It’s Okay to Buy Stuff, but Please Don’t Buy the Hype
One of today’s most powerful advertising mediums is Instagram. Companies give tons of free products and pay handsome sums to have their products featured in highly trafficked Instagram account feeds. Until a few days ago, 19 year old Australian Essena O’Neil was a coveted Instagram model. Brands would give her stuff and pay her to show off their wares to her 600K Instagram followers. But then something happened. She took down nearly all of her Instagram pics, leaving a few with captions describing the true story behind the picture. Captions included, “I didn’t pay for the [pictured] dress, took countless photos trying to look hot for Instagram, the formal made me feel incredibly alone,” and, “Took over 50 shots until I got one I thought you might like, then I edited this one selfie for ages on several apps–just so I could feel some social approval from you.”
O’Neil has since removed virtually all trace of her social media life. She deleted her Instagram, Tumblr, Youtube and Snapchat accounts. She made several impassioned videos describing how miserable she was trying to live up to the ideal she was supposed to embody. She also started a new site called “Let’s be Gamechangers” meant to combat the malevolent influence of social media striving. There are a few other agenda items as well:
I wish to create a platform that acts to spread new age messages of conscious living, addition [sic] to technology, conversations on transparency online, minimise the celebrity culture, promote veganism, plant based nutrition, environmental awareness, social issues, gender equality, controversial art.
While some say the whole thing is a calculated stunt to get attention, I think it has the authentic messiness of a 19 year old who truly lost it and wants to affect change. To her detractors, she wrote, “This is about me feeling the need to constantly perfect and edit my life online…I’ve had these feelings about social media for ages and struggled with coming to grips with them.”
One of the biggest drivers of consumerism is advertising. Companies want to forge an association between the highly edited, staged ideals shown in ads and the products they’re selling. Happy, smiling people drink Coca Cola. Sexy, desired guys wear Axe Body Spray. But 9 times out of 10, there is zero causal relationship between the ideal shown and product sold. Coke will not make you happy. No amount of Axe Body Spray will make a guy attractive.
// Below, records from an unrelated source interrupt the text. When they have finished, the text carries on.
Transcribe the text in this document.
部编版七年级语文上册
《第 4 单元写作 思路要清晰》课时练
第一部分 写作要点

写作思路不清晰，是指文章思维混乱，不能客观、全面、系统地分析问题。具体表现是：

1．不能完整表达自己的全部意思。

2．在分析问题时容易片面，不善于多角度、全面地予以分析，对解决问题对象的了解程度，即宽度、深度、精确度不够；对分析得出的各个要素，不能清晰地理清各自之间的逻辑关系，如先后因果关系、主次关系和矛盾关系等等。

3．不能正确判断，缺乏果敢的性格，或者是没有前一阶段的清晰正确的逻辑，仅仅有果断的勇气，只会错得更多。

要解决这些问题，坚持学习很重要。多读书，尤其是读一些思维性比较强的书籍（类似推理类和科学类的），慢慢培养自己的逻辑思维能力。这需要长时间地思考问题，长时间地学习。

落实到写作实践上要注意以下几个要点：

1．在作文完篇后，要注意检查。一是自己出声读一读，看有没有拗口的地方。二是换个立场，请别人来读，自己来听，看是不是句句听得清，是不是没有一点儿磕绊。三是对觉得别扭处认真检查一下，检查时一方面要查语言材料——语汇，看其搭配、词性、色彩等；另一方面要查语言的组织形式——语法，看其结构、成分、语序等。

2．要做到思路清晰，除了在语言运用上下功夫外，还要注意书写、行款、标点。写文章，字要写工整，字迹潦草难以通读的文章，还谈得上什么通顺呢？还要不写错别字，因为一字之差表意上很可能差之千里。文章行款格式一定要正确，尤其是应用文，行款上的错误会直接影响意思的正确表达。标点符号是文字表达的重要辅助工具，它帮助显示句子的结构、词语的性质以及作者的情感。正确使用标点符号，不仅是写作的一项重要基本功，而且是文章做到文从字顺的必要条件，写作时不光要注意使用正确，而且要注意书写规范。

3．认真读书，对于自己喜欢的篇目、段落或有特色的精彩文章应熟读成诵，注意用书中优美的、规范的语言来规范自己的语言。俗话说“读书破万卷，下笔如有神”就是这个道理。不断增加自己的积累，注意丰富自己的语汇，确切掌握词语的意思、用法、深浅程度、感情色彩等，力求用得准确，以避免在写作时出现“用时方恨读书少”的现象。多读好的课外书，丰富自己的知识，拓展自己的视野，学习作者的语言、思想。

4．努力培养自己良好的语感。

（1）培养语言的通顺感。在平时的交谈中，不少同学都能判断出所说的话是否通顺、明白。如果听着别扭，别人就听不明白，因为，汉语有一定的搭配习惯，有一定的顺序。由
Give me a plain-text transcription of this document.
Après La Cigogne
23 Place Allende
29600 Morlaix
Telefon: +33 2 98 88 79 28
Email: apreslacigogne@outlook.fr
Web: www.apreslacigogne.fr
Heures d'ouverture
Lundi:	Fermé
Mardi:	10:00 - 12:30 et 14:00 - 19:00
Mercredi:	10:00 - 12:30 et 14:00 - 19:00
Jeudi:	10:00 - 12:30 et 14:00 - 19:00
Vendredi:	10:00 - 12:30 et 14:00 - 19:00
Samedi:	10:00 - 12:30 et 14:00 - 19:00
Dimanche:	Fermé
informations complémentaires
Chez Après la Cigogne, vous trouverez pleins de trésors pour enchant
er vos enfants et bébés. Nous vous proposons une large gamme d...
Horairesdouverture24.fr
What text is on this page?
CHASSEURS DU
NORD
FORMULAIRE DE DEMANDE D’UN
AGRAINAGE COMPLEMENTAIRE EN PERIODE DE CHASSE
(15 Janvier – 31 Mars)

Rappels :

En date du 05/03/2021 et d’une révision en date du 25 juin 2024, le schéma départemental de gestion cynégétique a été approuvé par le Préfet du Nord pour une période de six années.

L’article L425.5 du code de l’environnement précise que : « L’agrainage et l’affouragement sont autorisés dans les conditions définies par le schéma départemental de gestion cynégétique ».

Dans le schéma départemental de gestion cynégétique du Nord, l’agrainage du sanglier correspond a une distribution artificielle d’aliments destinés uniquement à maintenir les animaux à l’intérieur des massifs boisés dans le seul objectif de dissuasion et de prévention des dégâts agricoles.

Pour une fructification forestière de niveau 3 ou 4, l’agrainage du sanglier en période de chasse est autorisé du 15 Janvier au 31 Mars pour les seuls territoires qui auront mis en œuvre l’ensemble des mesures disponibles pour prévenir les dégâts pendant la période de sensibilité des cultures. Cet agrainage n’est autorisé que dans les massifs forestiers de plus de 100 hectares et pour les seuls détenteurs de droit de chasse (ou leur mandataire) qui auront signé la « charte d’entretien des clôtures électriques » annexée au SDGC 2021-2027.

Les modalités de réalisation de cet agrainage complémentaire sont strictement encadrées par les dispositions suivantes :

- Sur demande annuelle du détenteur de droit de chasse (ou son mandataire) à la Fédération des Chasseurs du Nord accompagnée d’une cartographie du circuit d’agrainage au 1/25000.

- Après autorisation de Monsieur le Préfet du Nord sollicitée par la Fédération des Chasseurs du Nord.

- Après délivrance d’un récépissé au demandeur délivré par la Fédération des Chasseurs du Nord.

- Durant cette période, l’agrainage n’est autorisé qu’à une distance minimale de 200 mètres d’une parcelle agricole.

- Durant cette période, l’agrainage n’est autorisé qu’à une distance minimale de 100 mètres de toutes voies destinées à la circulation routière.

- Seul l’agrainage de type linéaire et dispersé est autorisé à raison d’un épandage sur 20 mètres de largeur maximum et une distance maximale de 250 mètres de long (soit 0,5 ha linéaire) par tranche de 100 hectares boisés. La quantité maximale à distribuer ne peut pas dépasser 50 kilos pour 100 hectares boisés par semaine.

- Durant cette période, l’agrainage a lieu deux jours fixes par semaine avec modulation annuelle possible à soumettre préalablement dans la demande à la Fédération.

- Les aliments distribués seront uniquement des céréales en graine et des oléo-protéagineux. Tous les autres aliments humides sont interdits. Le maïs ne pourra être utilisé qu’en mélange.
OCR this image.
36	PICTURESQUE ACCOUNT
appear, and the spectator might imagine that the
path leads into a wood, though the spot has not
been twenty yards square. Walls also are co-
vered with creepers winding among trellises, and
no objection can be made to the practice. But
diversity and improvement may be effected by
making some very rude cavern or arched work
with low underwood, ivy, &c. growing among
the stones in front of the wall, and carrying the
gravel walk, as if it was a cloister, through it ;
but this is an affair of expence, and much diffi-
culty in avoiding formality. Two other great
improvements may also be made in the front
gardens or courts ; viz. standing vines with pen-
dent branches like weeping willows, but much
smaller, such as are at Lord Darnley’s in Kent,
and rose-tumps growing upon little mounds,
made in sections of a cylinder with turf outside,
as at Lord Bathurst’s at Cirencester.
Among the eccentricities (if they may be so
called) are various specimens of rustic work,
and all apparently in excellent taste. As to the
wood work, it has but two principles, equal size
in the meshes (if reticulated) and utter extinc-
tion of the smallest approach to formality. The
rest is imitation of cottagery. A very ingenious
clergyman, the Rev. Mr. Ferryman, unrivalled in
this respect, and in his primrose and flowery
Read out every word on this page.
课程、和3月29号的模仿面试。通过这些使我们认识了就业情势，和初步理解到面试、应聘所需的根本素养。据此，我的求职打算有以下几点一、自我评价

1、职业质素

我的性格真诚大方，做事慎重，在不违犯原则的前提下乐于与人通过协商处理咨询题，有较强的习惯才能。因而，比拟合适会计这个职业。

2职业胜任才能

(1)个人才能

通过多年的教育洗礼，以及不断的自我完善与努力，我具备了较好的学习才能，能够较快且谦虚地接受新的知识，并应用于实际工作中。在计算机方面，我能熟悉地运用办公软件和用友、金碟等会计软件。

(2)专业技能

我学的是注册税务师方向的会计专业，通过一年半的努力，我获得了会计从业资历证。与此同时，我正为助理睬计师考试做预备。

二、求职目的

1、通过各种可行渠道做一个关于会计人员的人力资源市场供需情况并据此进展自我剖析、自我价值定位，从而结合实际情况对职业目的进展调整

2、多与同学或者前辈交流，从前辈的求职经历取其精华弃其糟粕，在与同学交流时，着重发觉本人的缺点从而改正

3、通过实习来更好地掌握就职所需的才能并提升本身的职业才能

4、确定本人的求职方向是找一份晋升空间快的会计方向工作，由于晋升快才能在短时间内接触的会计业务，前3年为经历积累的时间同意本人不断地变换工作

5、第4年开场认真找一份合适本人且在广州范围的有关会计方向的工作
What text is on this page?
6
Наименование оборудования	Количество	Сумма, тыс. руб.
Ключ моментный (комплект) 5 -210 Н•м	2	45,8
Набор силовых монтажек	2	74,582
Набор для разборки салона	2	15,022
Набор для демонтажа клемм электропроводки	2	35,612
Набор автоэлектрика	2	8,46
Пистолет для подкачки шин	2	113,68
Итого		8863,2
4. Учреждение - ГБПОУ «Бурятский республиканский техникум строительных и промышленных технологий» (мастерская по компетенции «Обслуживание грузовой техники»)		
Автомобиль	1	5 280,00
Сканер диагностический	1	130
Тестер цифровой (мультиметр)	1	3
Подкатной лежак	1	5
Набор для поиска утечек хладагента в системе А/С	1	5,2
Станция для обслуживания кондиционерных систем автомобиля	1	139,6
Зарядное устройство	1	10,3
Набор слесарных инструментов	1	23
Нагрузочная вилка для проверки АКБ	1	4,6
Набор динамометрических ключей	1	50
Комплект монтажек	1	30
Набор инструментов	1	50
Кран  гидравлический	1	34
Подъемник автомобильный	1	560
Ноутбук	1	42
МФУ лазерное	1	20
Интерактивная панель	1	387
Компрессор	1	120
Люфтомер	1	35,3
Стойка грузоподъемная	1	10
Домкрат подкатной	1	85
When I was researching this post, I ran across a video for an advertising advocacy group that envisioned a world without advertising and ad-fueled “information.” There would be no ads in Times Square. No posters on bus stops. No Instagram feeds. The producers were clearly trying to make it look like a bleak world–one without color, options and entertainment. But my main thought was, “Boy, that would be nice.” You could see buildings unmolested by billboards. Our cityscapes would be unmarred by ugly ads. People might look up from their phones and pay attention to the environment around them.
None of this is to say advertising as an entity should be banished. There are many useful products out there, and the companies that make those products need people to know their products exist for sale. But when advertisers imply that their humble products will lead to amazing things, it’s good to call them out and cry bollocks, which is exactly what O’Neil did.